Пес отстал, но его усатая губа не опускается, подрагивает над белыми, видными даже издали клыками. Раздражает его мое ружье.

Шагаю к Манычу. Туман переходит в дождь. Ровный в безветрии, меленький, он шелестит, сечет те самые равнины, по которым столько лет ходит Ольга Иудовна, носит память о старых казаках Орловых-Ревуновых, отягчавших свою жизнь грамотой. Думает здесь Ольга Иудовна и о Владлене, и о песнях. Может быть, именно здесь эти песни сочиняет…

Под ногами задеревенелые пастбища, поклеванные острыми овечьими копытцами, темнеющие узорами мышиных ходов, ведущих к навалам почернелого перекати-поля.
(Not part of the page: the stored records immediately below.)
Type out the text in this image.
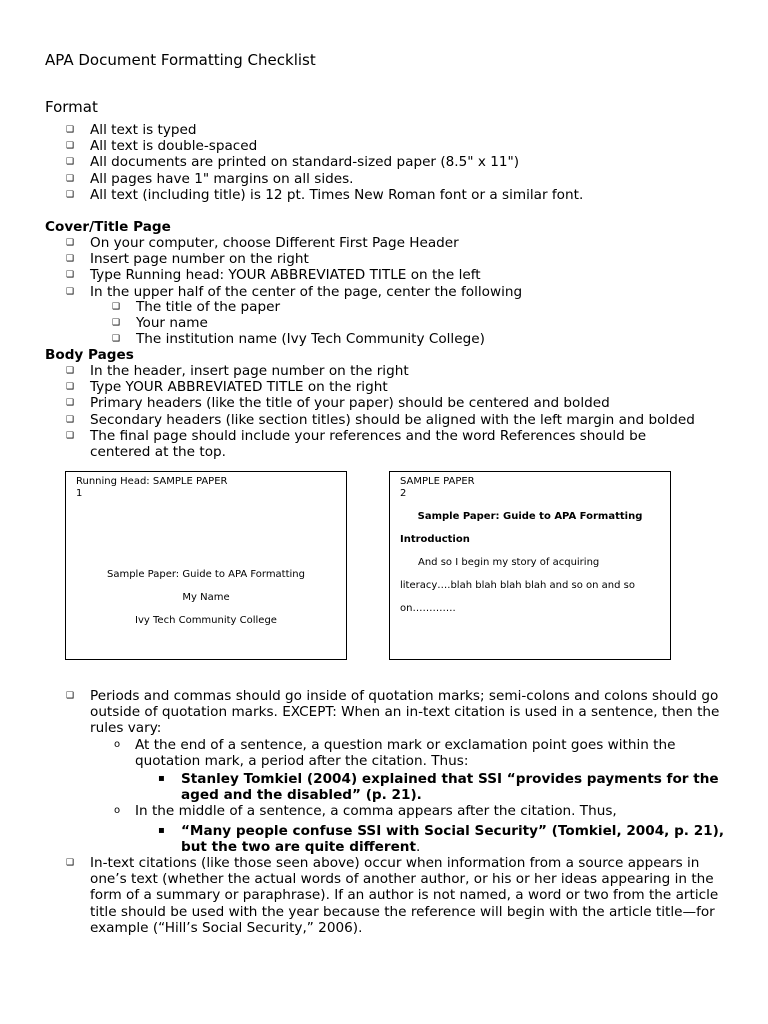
APA Document Formatting Checklist
Format
❑	All text is typed
❑	All text is double-spaced
❑	All documents are printed on standard-sized paper (8.5" x 11")
❑	All pages have 1" margins on all sides.
❑	All text (including title) is 12 pt. Times New Roman font or a similar font.
Cover/Title Page
❑	On your computer, choose Different First Page Header
❑	Insert page number on the right
❑	Type Running head: YOUR ABBREVIATED TITLE on the left
❑	In the upper half of the center of the page, center the following
❑	The title of the paper
❑	Your name
❑	The institution name (Ivy Tech Community College)
Body Pages
❑	In the header, insert page number on the right
❑	Type YOUR ABBREVIATED TITLE on the right
❑	Primary headers (like the title of your paper) should be centered and bolded
❑	Secondary headers (like section titles) should be aligned with the left margin and bolded
❑	The final page should include your references and the word References should be centered at the top.
Running Head: SAMPLE PAPER
1
Sample Paper: Guide to APA Formatting
My Name
Ivy Tech Community College
SAMPLE PAPER
2
Sample Paper: Guide to APA Formatting
Introduction
And so I begin my story of acquiring
literacy….blah blah blah blah and so on and so
on………….
❑	Periods and commas should go inside of quotation marks; semi-colons and colons should go outside of quotation marks. EXCEPT: When an in-text citation is used in a sentence, then the rules vary:
o At the end of a sentence, a question mark or exclamation point goes within the quotation mark, a period after the citation. Thus:
▪ Stanley Tomkiel (2004) explained that SSI “provides payments for the aged and the disabled” (p. 21).
o In the middle of a sentence, a comma appears after the citation. Thus,
▪ “Many people confuse SSI with Social Security” (Tomkiel, 2004, p. 21), but the two are quite different.
❑	In-text citations (like those seen above) occur when information from a source appears in one’s text (whether the actual words of another author, or his or her ideas appearing in the form of a summary or paraphrase). If an author is not named, a word or two from the article title should be used with the year because the reference will begin with the article title—for example (“Hill’s Social Security,” 2006).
Трава сгрызена бродившими отарами до почвы, не тронуты лишь обугленные, согнутые ветром татарники, нацеплявшие с овечьих боков редкие шерстины, да горькая, цинково-блеклая под небом, низкорослая полынь… А ведь песни Ольги Иудовны про лазоревые цветики, про «душистая раскудряваи» сады с поющими соловьями, с розами. Должно, видит их здесь Ольга Иудовна, слышит соловьев из-под своей насунутой кулем брезентовой венцерады.

В высоте разговаривают проносящиеся утки, закрытые от глаз водяною завесой, доступные только ушам. До Маныча, где косяки идут над берегом пониже, еще далеко, а дождь, напитав подсохший за ночь ватник, течет струей по спине меж лопатками. Оно не больше, чем вода, но все же зимняя… Однако мне посчастливилось сбить низко просвистевшего селезня, вернуться хоть и в сплошной ливень, а не пустым, выложить хозяйке теплую еще птицу с тяжелой, нарядной-зеленой головой и шеей, с тугою, по-декабрьски мясистой грудью.


* * *


Чтоб обсушить добытчика, старуха набивает печь кизяками. Это почет. Мне давно уж известны все степени хуторских протопок. Для согрева легкого, «чтоб в хате попахло», идет солома; более дровянистым, серьезным является камыш; а уж совсем благодать, долго и прочно держащая жар, не вылетающая зазря в трубу, — это овечий кизяк, выдержанный, сухой, с впечатанными охвостьями толстых недогрызенных стеблей.

Закатав манжеты гимнастерки, Ольга Иудовна налаживает печку, дует в ее багровую, сизо-дымную горловину. Чуть степленный кизяк чадит, пробуждает в себе едкие прежние запахи; еще не дает тепла, но все равно держу над ним мокрые морщеные пальцы, радуюсь, что не по мне, а по крыше барабанит вода. Кошка тоже лезет к кизяку, простуженно мурлычет, и хоть вся она припаленная и башка у нее набок, но все же — кошка. Уютность… Разрешив мне курить уже здесь, не в сенцах, хозяйка разделывает селезня. Он в самый раз: вечер субботний, из хутора придет внучка.

— Владленова наследница, — говорит старуха, достает из сундука новехонькие погоны сержанта.

Был убит Владлен в других, а эти прислали матери товарищи. Прислали и гимнастерку, которая на старухе.

Легкая на помин, толкнув дверь, входит девочка лет десяти в заляпанных сапогах, в мокром платке, с концов которого падают капли. Расширив на меня глаза, девочка открыла рот и, быстро поворотясь, уставилась на старуху.

— Да не папка, не папка, — говорит Ольга Иудовна, стягивает с нее платок, стеганку, отжимает то и другое. — Сапоги-то скидай.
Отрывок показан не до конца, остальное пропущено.